Moore will travel to Kansas City with two other local lifters, Nick Burch (heavyweight) and Anthony Miletta (181). Since this is the first "natural" meet sponsored by the USPF, winners will be considered national record holders. For even more incentive, Moore likes the trophies that are being offered. The winners' trophies weigh 60 pounds. Second and third-place trophies weight 30.
"It's not going to be easy," Moore said.
In a sport where steroid use is common to build muscle, Moore has competed drug-free from the start and exhibits contempt for thoses seeking what he considers an illegal and unethical advantage. "I don't even take vitamins anymore," he said.
"You have to be honest with yourself. I want an advantage--but not with steroids. I know my body better than the guys on steroids and hormones. That's not a human being anymore. That's Frankenstein. It's impressive to see 'em do 1,000-pound deadlifts, but that's not them lifting, it's the steroids."

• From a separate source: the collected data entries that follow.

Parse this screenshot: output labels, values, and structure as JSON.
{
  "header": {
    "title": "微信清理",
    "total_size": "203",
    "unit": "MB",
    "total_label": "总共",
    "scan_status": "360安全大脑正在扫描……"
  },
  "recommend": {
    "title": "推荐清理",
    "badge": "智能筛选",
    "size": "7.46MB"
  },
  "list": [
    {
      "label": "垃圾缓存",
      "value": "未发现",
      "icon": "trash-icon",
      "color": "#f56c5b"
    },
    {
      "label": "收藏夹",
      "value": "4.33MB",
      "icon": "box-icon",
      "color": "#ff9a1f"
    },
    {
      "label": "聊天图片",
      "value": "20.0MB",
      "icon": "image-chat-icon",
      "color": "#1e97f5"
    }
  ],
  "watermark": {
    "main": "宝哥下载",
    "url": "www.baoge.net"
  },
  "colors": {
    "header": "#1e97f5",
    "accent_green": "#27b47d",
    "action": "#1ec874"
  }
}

Moore, who has refined his workouts from four hours to a more streamlined--and, he says, effective--60 to 90 minutes, works with several younger lifters at the San Pedro YMCA. Moore said not everyone agrees with his methods, but he's happy to help other lifters "as long as they're drug-free."
Moore said if he had remained in a team sport he would still have the same approach, would still be a team player who plays to win. "I want to be an asset," he said.